Case Round Up
Agency Workers and Whistleblowing
The Employment Appeal Tribunal (EAT) has confirmed, in the case of Croke -v- Hydro Aluminium Worcester Ltd, that, for the purposes of the whistleblowing legislation, the statutory definition of 'worker' should be construed in a purposive manner.
In the case, the business (Hydro Aluminium Worcester) received services from Mr Croke, who supplied these services not simply through an intervening agency, but to that agency by way of his own limited company. Even in these circumstances, Mr Croke was determined to be a 'worker' for the purposes of whistleblowing legislation, found in the 1996 Employment Rights Act.
Duty to Work Flexibly
The EAT has handed down a decision concerning the question whether there is an implied contractual term imposing a duty to work flexibly on a temporary basis.
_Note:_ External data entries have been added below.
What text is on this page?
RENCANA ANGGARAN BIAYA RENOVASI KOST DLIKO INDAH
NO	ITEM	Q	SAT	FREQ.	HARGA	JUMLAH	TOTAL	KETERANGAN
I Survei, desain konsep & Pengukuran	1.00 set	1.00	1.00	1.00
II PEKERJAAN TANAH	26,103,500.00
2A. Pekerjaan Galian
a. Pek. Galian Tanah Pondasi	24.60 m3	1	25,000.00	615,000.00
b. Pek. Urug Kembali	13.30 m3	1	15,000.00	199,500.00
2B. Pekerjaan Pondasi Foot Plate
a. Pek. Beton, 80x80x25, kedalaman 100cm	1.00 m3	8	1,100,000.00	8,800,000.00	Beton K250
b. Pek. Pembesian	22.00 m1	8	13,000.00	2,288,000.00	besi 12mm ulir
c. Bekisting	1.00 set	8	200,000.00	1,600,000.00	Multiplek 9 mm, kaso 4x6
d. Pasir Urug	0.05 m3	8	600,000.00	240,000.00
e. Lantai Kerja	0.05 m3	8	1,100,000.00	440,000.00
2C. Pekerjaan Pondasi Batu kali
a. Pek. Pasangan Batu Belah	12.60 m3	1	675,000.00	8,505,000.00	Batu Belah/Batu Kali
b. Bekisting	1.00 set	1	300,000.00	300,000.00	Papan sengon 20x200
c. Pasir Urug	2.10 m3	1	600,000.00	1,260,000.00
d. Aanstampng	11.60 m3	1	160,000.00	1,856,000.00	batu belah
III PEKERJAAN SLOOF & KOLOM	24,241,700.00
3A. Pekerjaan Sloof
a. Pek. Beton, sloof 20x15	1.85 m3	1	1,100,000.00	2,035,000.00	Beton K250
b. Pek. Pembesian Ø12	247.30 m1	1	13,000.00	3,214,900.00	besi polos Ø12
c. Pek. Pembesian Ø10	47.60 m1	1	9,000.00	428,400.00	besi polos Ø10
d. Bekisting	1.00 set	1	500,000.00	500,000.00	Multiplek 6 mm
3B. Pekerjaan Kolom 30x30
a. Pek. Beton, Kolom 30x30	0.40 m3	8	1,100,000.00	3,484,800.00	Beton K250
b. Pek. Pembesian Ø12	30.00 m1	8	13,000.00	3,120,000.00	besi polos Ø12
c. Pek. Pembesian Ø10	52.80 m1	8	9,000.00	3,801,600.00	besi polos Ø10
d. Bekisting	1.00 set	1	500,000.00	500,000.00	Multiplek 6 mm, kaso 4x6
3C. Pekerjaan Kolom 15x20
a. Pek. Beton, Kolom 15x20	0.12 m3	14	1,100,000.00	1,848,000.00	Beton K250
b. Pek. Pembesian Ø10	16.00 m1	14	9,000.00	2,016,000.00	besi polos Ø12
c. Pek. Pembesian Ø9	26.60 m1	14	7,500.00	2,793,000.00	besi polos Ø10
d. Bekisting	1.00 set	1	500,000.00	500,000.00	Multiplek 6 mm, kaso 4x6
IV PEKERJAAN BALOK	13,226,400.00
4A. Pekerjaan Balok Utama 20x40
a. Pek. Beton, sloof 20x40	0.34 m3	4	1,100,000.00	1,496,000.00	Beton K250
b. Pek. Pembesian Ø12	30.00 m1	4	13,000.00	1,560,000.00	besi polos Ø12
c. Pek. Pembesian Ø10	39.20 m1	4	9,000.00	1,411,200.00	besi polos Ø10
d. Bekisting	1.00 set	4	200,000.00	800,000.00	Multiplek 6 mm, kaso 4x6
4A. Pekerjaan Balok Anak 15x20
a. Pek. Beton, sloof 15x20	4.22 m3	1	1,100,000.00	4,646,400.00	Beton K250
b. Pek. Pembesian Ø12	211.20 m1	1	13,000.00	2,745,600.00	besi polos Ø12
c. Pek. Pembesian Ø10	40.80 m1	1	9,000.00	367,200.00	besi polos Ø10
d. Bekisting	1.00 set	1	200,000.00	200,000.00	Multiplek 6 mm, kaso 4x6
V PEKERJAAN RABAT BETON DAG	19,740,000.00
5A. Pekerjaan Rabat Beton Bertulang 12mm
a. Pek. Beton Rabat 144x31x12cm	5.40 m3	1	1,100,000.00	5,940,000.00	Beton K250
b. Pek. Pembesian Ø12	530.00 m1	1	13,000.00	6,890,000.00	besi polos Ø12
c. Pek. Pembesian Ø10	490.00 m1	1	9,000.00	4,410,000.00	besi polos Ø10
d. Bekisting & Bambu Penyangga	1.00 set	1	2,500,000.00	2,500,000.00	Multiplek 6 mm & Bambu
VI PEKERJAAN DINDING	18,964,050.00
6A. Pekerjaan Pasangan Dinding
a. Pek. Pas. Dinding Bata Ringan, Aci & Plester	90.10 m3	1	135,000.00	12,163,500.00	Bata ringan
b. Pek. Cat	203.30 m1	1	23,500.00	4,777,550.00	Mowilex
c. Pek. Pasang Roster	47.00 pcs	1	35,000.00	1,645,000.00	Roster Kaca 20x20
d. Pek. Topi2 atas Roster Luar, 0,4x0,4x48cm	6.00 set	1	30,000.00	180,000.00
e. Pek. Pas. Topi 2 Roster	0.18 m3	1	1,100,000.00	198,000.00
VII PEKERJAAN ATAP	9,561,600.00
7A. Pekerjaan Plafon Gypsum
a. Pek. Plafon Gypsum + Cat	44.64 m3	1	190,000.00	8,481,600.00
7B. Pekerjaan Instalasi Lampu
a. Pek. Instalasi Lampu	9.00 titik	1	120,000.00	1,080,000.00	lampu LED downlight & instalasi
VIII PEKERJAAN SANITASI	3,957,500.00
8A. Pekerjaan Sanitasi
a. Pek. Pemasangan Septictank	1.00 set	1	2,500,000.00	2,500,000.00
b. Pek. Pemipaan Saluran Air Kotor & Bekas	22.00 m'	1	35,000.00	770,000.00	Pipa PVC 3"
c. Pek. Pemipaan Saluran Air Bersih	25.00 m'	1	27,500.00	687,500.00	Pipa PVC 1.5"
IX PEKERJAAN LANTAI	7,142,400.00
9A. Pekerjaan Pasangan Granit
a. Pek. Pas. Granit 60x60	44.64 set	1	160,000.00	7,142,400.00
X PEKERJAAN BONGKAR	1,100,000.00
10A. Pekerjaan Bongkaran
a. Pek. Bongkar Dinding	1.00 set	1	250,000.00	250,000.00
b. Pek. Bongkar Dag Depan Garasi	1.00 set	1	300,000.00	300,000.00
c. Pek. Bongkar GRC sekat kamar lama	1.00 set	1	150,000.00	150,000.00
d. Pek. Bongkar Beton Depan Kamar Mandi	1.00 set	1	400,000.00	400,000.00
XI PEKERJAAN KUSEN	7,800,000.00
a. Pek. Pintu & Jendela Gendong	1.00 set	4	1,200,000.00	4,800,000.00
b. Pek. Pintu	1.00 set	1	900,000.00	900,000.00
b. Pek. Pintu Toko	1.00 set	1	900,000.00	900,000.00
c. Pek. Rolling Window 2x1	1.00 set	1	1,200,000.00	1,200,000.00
In Luke -v- Stroke on Trent City Council, the EAT held that "there is no reason in principle why a tribunal should not find an implied term in a contract of employment that an employee may be obliged to perform duties which go beyond, or are different from, those expressly required by the contract, or to perform them at a different work-place. But such a finding can only be made in accordance with the normal strict rules governing the implication of terms."
In other words, the EAT held that an implied obligation to undertake a duty which is outside the express terms of the contract is likely to be legitimately implied only in circumstances where the requirement is plainly justified, where work is suitable, where the employee suffers no detriment in terms of contractual benefits or status and where the change in duties is temporary.